= Heyden Power Station =

Heyden power station is a coal-fired power station located near Petershagen in Germany. The current station was commissioned in 1987, but the site has been used for power generation since 1950. It is owned and operated by the German energy corporation Uniper.

It is a coal-fired station with the largest unit capacity of any European power station: 865 MW. The hard coal it burns arrives several times a day by rail or ship to its own dock on the river Weser from all over the world to be stored until use; the station stockpiles a month's coal supply. At full capacity Heyden burns 265 tonnes of coal every hour, and is seldom not running as it supplies most of the daily base electricity demand.

==History==
Between January and February 2021 the power plant had to be restarted six times, even though it had been officially shut down because of the Energiewende. In early April the plant was reclassified from shut down to "spinning power."

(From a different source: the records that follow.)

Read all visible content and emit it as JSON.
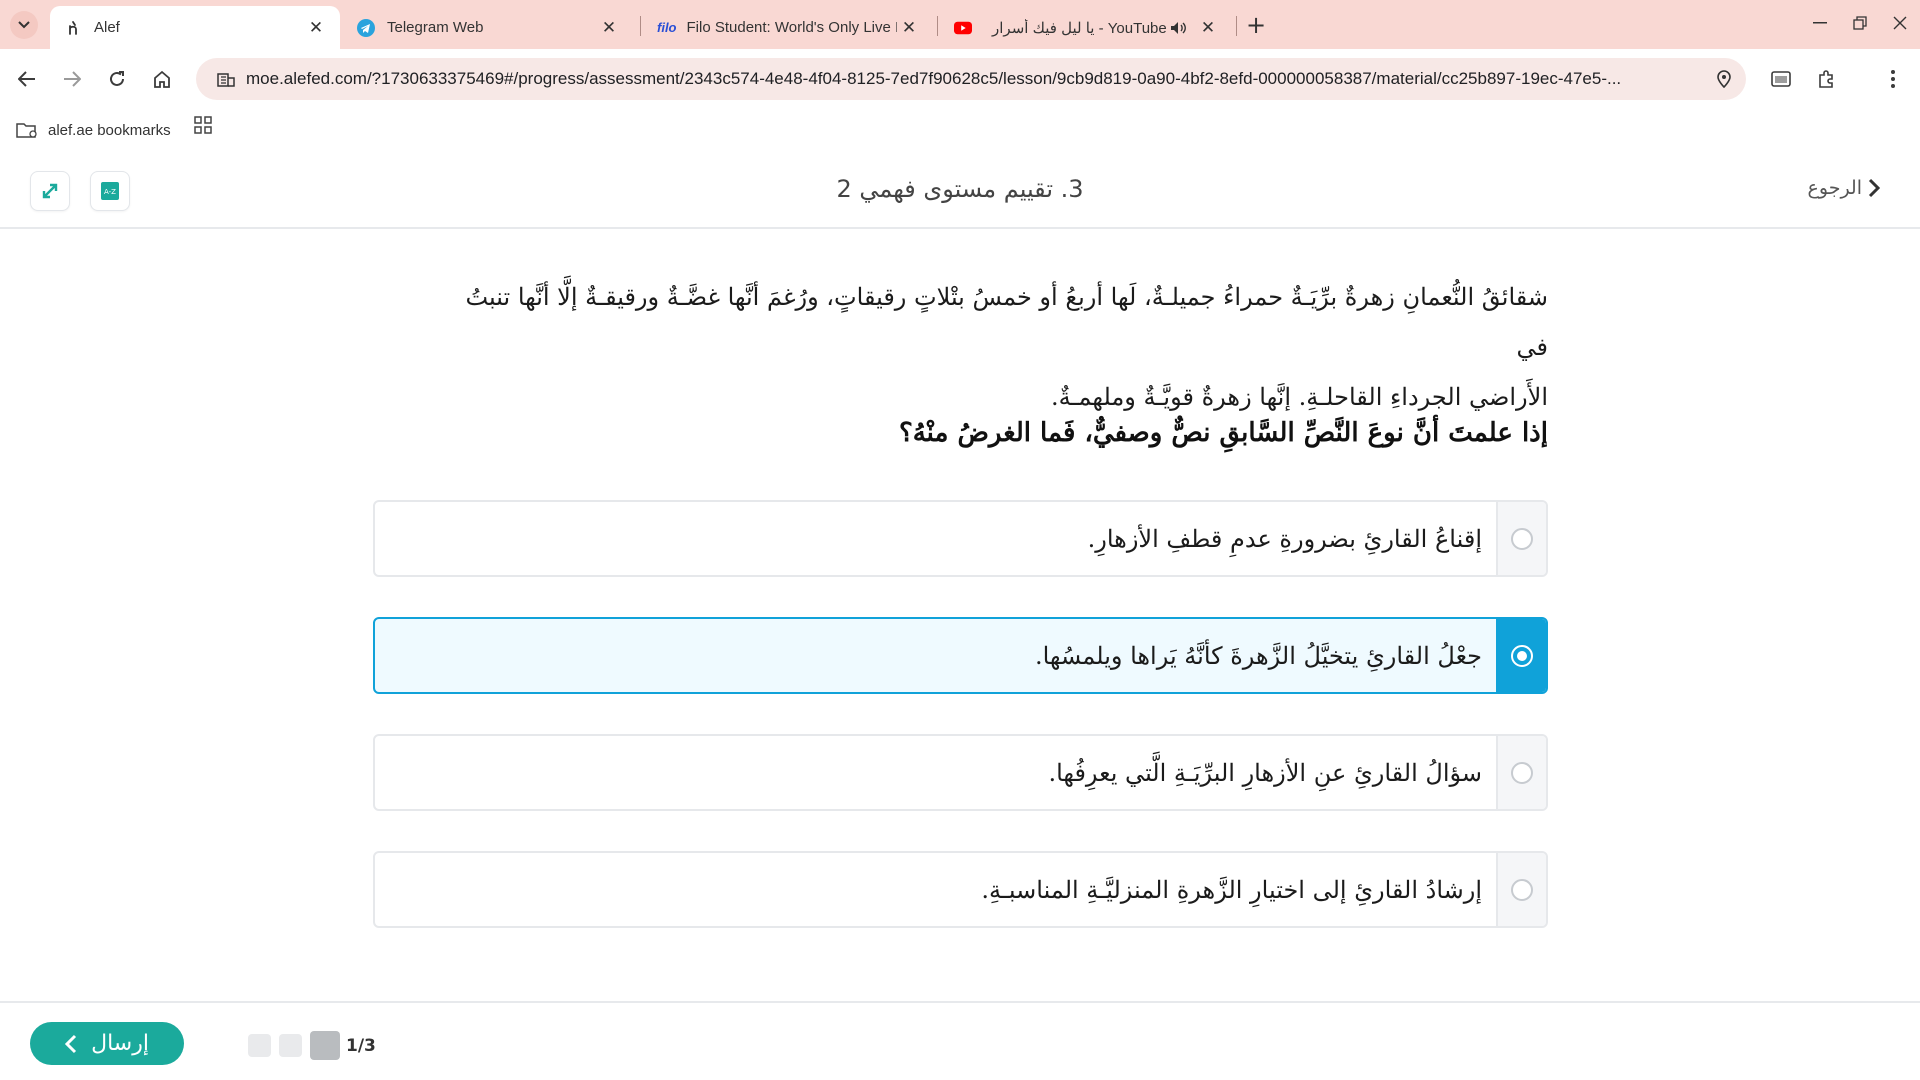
{
  "browser": {
    "tabs": [
      {
        "title": "Alef",
        "active": true
      },
      {
        "title": "Telegram Web",
        "active": false
      },
      {
        "title": "Filo Student: World's Only Live I",
        "active": false,
        "favicon_text": "filo"
      },
      {
        "title": "YouTube - يا ليل فيك أسرار",
        "active": false
      }
    ],
    "url": "moe.alefed.com/?1730633375469#/progress/assessment/2343c574-4e48-4f04-8125-7ed7f90628c5/lesson/9cb9d819-0a90-4bf2-8efd-000000058387/material/cc25b897-19ec-47e5-...",
    "bookmark": "alef.ae bookmarks"
  },
  "header": {
    "title": "3. تقييم مستوى فهمي 2",
    "back_label": "الرجوع"
  },
  "passage": {
    "line1": "شقائقُ النُّعمانِ زهرةٌ برِّيَـةٌ حمراءُ جميلـةٌ، لَها أربعُ أو خمسُ بتْلاتٍ رقيقاتٍ، ورُغمَ أنَّها غضَّـةٌ ورقيقـةٌ إلَّا أنَّها تنبتُ في",
    "line2": "الأَراضي الجرداءِ القاحلـةِ. إنَّها زهرةٌ قويَّـةٌ وملهمـةٌ."
  },
  "question": "إذا علمتَ أنَّ نوعَ النَّصِّ السَّابقِ نصٌّ وصفيٌّ، فَما الغرضُ منْهُ؟",
  "options": [
    {
      "text": "إقناعُ القارئِ بضرورةِ عدمِ قطفِ الأزهارِ.",
      "selected": false
    },
    {
      "text": "جعْلُ القارئِ يتخيَّلُ الزَّهرةَ كأنَّهُ يَراها ويلمسُها.",
      "selected": true
    },
    {
      "text": "سؤالُ القارئِ عنِ الأزهارِ البرِّيَـةِ الَّتي يعرِفُها.",
      "selected": false
    },
    {
      "text": "إرشادُ القارئِ إلى اختيارِ الزَّهرةِ المنزليَّـةِ المناسبـةِ.",
      "selected": false
    }
  ],
  "footer": {
    "submit_label": "إرسال",
    "page_count": "1/3"
  },
  "colors": {
    "accent": "#10a2d9",
    "submit": "#1baa9c",
    "tabbar": "#f9d8d3"
  }
}
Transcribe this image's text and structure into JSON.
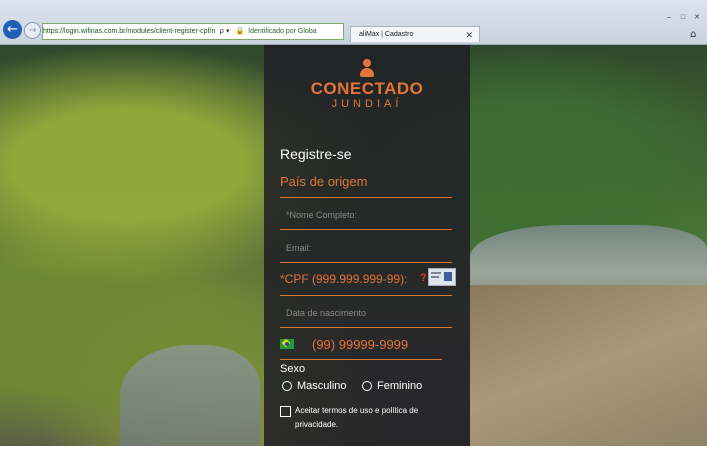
{
  "browser": {
    "url": "https://login.wifinas.com.br/modules/client-register-cpf/n",
    "address_controls": "ρ ▾",
    "identified_by": "Identificado por Globa",
    "tab_title": "aliMax | Cadastro",
    "tab_close": "✕",
    "back_symbol": "←",
    "forward_symbol": "→",
    "lock_symbol": "🔒",
    "minimize": "–",
    "maximize": "□",
    "close": "✕",
    "home_symbol": "⌂"
  },
  "form": {
    "logo_main": "CONECTADO",
    "logo_sub": "JUNDIAÍ",
    "title": "Registre-se",
    "country_label": "País de origem",
    "full_name_placeholder": "*Nome Completo:",
    "email_placeholder": "Email:",
    "cpf_label": "*CPF (999.999.999-99):",
    "cpf_help": "?",
    "birthdate_placeholder": "Data de nascimento",
    "phone_placeholder": "(99) 99999-9999",
    "sex_label": "Sexo",
    "male_option": "Masculino",
    "female_option": "Feminino",
    "terms_text": "Aceitar termos de uso e política de privacidade."
  },
  "colors": {
    "accent": "#e4743a",
    "panel": "#202026"
  }
}
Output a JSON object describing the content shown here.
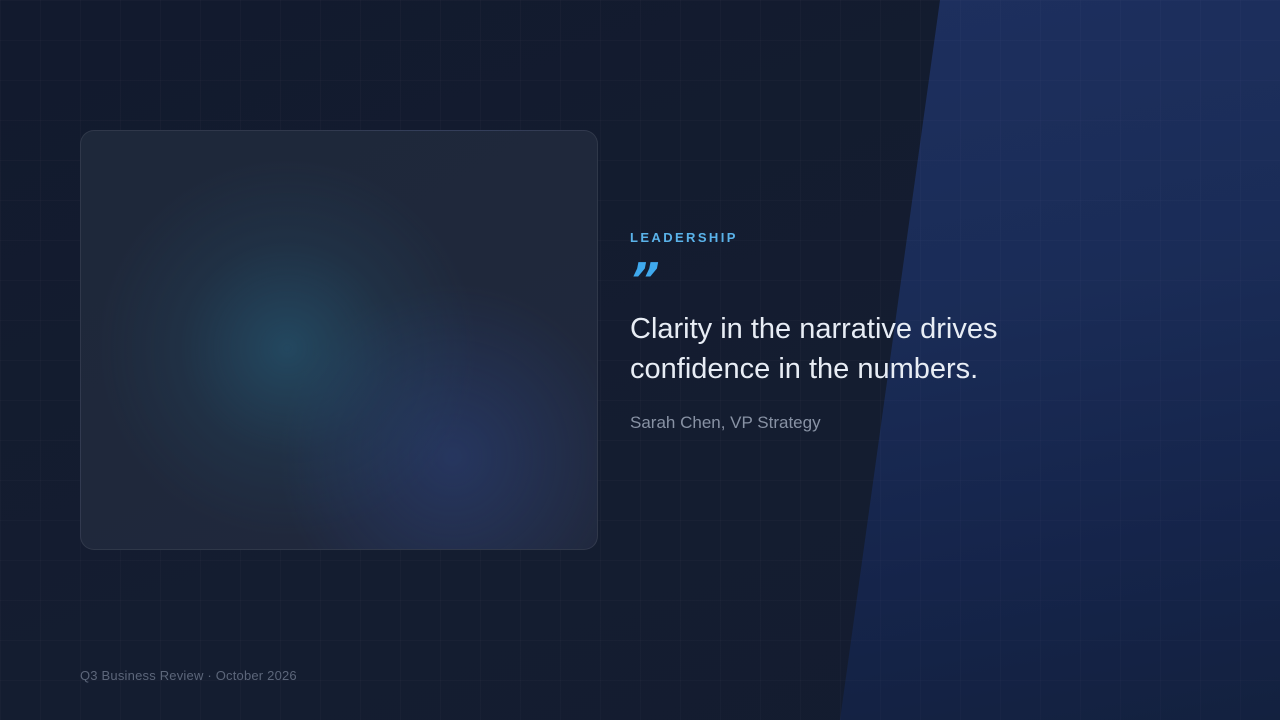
{
  "slide": {
    "eyebrow": "LEADERSHIP",
    "quote_mark": "”",
    "quote_line1": "Clarity in the narrative drives",
    "quote_line2": "confidence in the numbers.",
    "author": "Sarah Chen, VP Strategy",
    "footer": "Q3 Business Review · October 2026"
  },
  "colors": {
    "background": "#121a2e",
    "accent_panel": "#1d2f5e",
    "eyebrow": "#5ab3ea",
    "quote_mark": "#3fa9ee",
    "quote_text": "#e8edf5",
    "author_text": "#8892a4",
    "footer_text": "#5c667a"
  },
  "icons": {
    "quote": "quote-icon"
  }
}
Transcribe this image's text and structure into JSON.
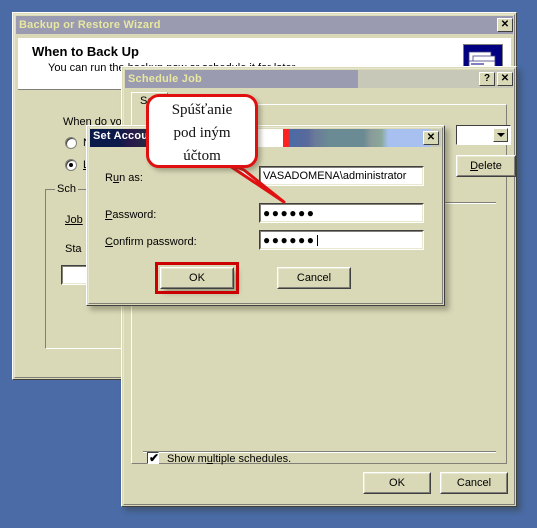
{
  "desktop": {
    "background_color": "#4a6ba5"
  },
  "wizard": {
    "title": "Backup or Restore Wizard",
    "close_label": "✕",
    "heading": "When to Back Up",
    "subheading": "You can run the backup now or schedule it for later.",
    "icon_name": "backup-wizard-icon",
    "prompt": "When do you",
    "radio_now_label": "N",
    "radio_later_label": "La",
    "group_label": "Sch",
    "field_job_label": "Job",
    "field_start_label": "Sta"
  },
  "schedule_job": {
    "title": "Schedule Job",
    "help_label": "?",
    "close_label": "✕",
    "tab_label": "Sch",
    "combo_value": "",
    "delete_button": "Delete",
    "show_multiple_label": "Show multiple schedules.",
    "ok_button": "OK",
    "cancel_button": "Cancel"
  },
  "set_account": {
    "title": "Set Account",
    "close_label": "✕",
    "run_as_label": "Run as:",
    "run_as_label_pre": "R",
    "run_as_label_accel": "u",
    "run_as_label_post": "n as:",
    "run_as_value": "VASADOMENA\\administrator",
    "password_label_accel": "P",
    "password_label_post": "assword:",
    "password_value": "●●●●●●",
    "confirm_label_accel": "C",
    "confirm_label_post": "onfirm password:",
    "confirm_value": "●●●●●●",
    "ok_button": "OK",
    "cancel_button": "Cancel",
    "highlight_color": "#cc0000"
  },
  "callout": {
    "line1": "Spúšťanie",
    "line2": "pod iným",
    "line3": "účtom",
    "border_color": "#e01010"
  }
}
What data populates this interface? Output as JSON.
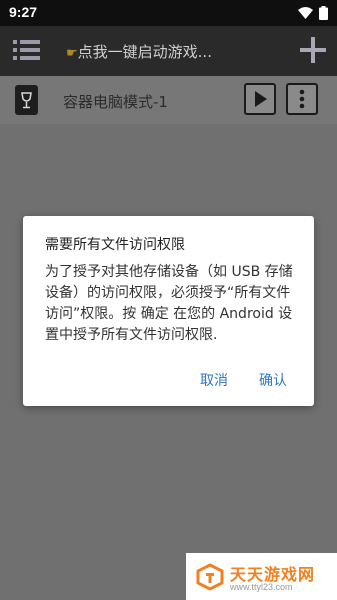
{
  "status_bar": {
    "time": "9:27"
  },
  "toolbar": {
    "title": "点我一键启动游戏...",
    "hand_glyph": "☛"
  },
  "container": {
    "name": "容器电脑模式-1"
  },
  "dialog": {
    "title": "需要所有文件访问权限",
    "message": "为了授予对其他存储设备（如 USB 存储设备）的访问权限，必须授予“所有文件访问”权限。按 确定 在您的 Android 设置中授予所有文件访问权限.",
    "cancel_label": "取消",
    "confirm_label": "确认"
  },
  "watermark": {
    "title": "天天游戏网",
    "url": "www.ttyl23.com"
  },
  "colors": {
    "accent": "#2f77c6",
    "toolbar": "#2a2a2a",
    "watermark": "#f08020"
  }
}
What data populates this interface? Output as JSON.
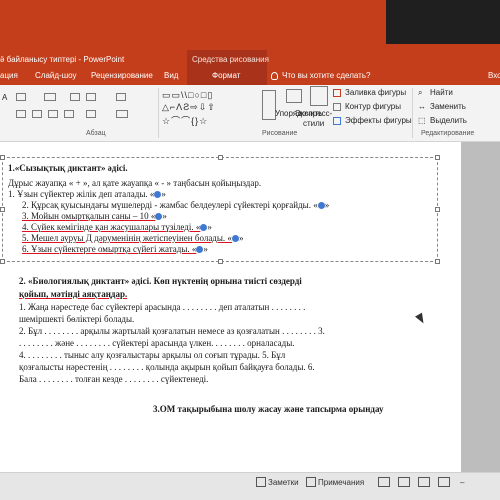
{
  "window": {
    "title": "ӛ байланысу типтері - PowerPoint",
    "context_group": "Средства рисования"
  },
  "tabs": [
    "ация",
    "Слайд-шоу",
    "Рецензирование",
    "Вид",
    "Формат",
    "Что вы хотите сделать?",
    "Вхо"
  ],
  "ribbon": {
    "paragraph_label": "Абзац",
    "drawing_label": "Рисование",
    "editing_label": "Редактирование",
    "arrange_label": "Упорядочить",
    "quick_styles_label_1": "Экспресс-",
    "quick_styles_label_2": "стили",
    "shape_fill": "Заливка фигуры",
    "shape_outline": "Контур фигуры",
    "shape_effects": "Эффекты фигуры",
    "find": "Найти",
    "replace": "Заменить",
    "select": "Выделить"
  },
  "slide": {
    "heading1": "1.«Сызықтық диктант» әдісі.",
    "intro": "Дұрыс жауапқа « + », ал қате жауапқа « - » таңбасын қойыңыздар.",
    "items": [
      "1.   Ұзын сүйектер жілік деп аталады. «",
      "2. Құрсақ қуысындағы мүшелерді - жамбас белдеулері сүйектері қорғайды. «",
      "3. Мойын омыртқалын саны – 10 «",
      "4. Сүйек кемігінде қан жасушалары түзіледі. «",
      "5. Мешел ауруы Д дәруменінің жетіспеуінен болады. «",
      "6. Ұзын сүйектерге омыртқа сүйегі жатады. «"
    ],
    "item_close": "»",
    "heading2_line1": "2.  «Биологиялық диктант» әдісі. Көп нүктенің орнына тиісті сөздерді",
    "heading2_line2": "қойып, мәтінді аяқтаңдар.",
    "body_lines": [
      "1. Жаңа нәрестеде бас сүйектері арасында . . . . . . . . деп аталатын . . . . . . . .",
      "шеміршекті бөліктері болады.",
      "2. Бұл . . . . . . . . арқылы жартылай қозғалатын немесе аз қозғалатын . . . . . . . . 3.",
      ". . . . . . . . және . . . . . . . . сүйектері арасында үлкен. . . . . . . . орналасады.",
      "4. . . . . . . . . тыныс алу қозғалыстары арқылы ол соғып тұрады. 5. Бұл",
      "қозғалысты нәрестенің . . . . . . . . қолында ақырын қойып байқауға болады. 6.",
      "Бала . . . . . . . . толған кезде . . . . . . . . сүйектенеді."
    ],
    "heading3": "3.ОМ тақырыбына шолу жасау және тапсырма орындау"
  },
  "status": {
    "notes": "Заметки",
    "comments": "Примечания"
  },
  "colors": {
    "accent": "#c43e1c",
    "context": "#a8331a",
    "dark": "#1f1f1f",
    "bullet": "#3f78d0"
  }
}
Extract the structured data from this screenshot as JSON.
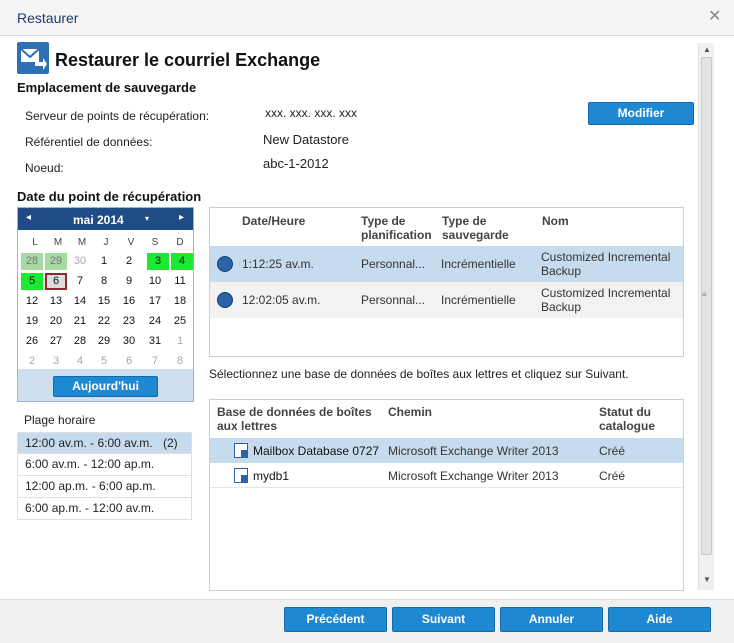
{
  "window": {
    "title": "Restaurer"
  },
  "header": {
    "title": "Restaurer le courriel Exchange"
  },
  "backup_location": {
    "heading": "Emplacement de sauvegarde",
    "server_label": "Serveur de points de récupération:",
    "server_value": "xxx. xxx. xxx. xxx",
    "datastore_label": "Référentiel de données:",
    "datastore_value": "New Datastore",
    "node_label": "Noeud:",
    "node_value": "abc-1-2012",
    "modify_button": "Modifier"
  },
  "recovery_point": {
    "heading": "Date du point de récupération",
    "calendar": {
      "month_label": "mai 2014",
      "prev_arrow": "◂",
      "next_arrow": "▸",
      "dropdown_arrow": "▾",
      "weekdays": [
        "L",
        "M",
        "M",
        "J",
        "V",
        "S",
        "D"
      ],
      "weeks": [
        [
          "28",
          "29",
          "30",
          "1",
          "2",
          "3",
          "4"
        ],
        [
          "5",
          "6",
          "7",
          "8",
          "9",
          "10",
          "11"
        ],
        [
          "12",
          "13",
          "14",
          "15",
          "16",
          "17",
          "18"
        ],
        [
          "19",
          "20",
          "21",
          "22",
          "23",
          "24",
          "25"
        ],
        [
          "26",
          "27",
          "28",
          "29",
          "30",
          "31",
          "1"
        ],
        [
          "2",
          "3",
          "4",
          "5",
          "6",
          "7",
          "8"
        ]
      ],
      "today_button": "Aujourd'hui",
      "colors": {
        "header": "#1f4c86",
        "has_backup": "#1ee832",
        "prev_month_backup": "#a7d9a3",
        "selected_border": "#8b2b2b"
      }
    },
    "time_range": {
      "heading": "Plage horaire",
      "items": [
        {
          "label": "12:00 av.m. - 6:00 av.m.",
          "count": "(2)"
        },
        {
          "label": "6:00 av.m. - 12:00 ap.m.",
          "count": ""
        },
        {
          "label": "12:00 ap.m. - 6:00 ap.m.",
          "count": ""
        },
        {
          "label": "6:00 ap.m. - 12:00 av.m.",
          "count": ""
        }
      ]
    },
    "points_table": {
      "columns": [
        "Date/Heure",
        "Type de planification",
        "Type de sauvegarde",
        "Nom"
      ],
      "rows": [
        {
          "time": "1:12:25 av.m.",
          "schedule": "Personnal...",
          "backup_type": "Incrémentielle",
          "name": "Customized Incremental Backup"
        },
        {
          "time": "12:02:05 av.m.",
          "schedule": "Personnal...",
          "backup_type": "Incrémentielle",
          "name": "Customized Incremental Backup"
        }
      ]
    }
  },
  "mailbox": {
    "instruction": "Sélectionnez une base de données de boîtes aux lettres et cliquez sur Suivant.",
    "columns": [
      "Base de données de boîtes aux lettres",
      "Chemin",
      "Statut du catalogue"
    ],
    "rows": [
      {
        "name": "Mailbox Database 0727",
        "path": "Microsoft Exchange Writer 2013",
        "status": "Créé"
      },
      {
        "name": "mydb1",
        "path": "Microsoft Exchange Writer 2013",
        "status": "Créé"
      }
    ]
  },
  "footer": {
    "previous": "Précédent",
    "next": "Suivant",
    "cancel": "Annuler",
    "help": "Aide"
  },
  "theme": {
    "accent": "#1e88d2",
    "selection": "#c6dcee",
    "title_color": "#1f3a6e"
  }
}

From the end of August 2022, the hard-coal-fired power plant will go from mere grid reserve back into continuous operation in order to save natural gas.

==Environment==
Heyden has been fitted with a flue-gas desulfurization plant, and cleans 99% of the dust from its emissions and 90% of the sulphur but none of the carbon dioxide greenhouse gas.

==Statistics==
Heyden outputs 2700 tonnes of steam per hour, has 32 pulverised coal burners, and its chimney is 225 metres high.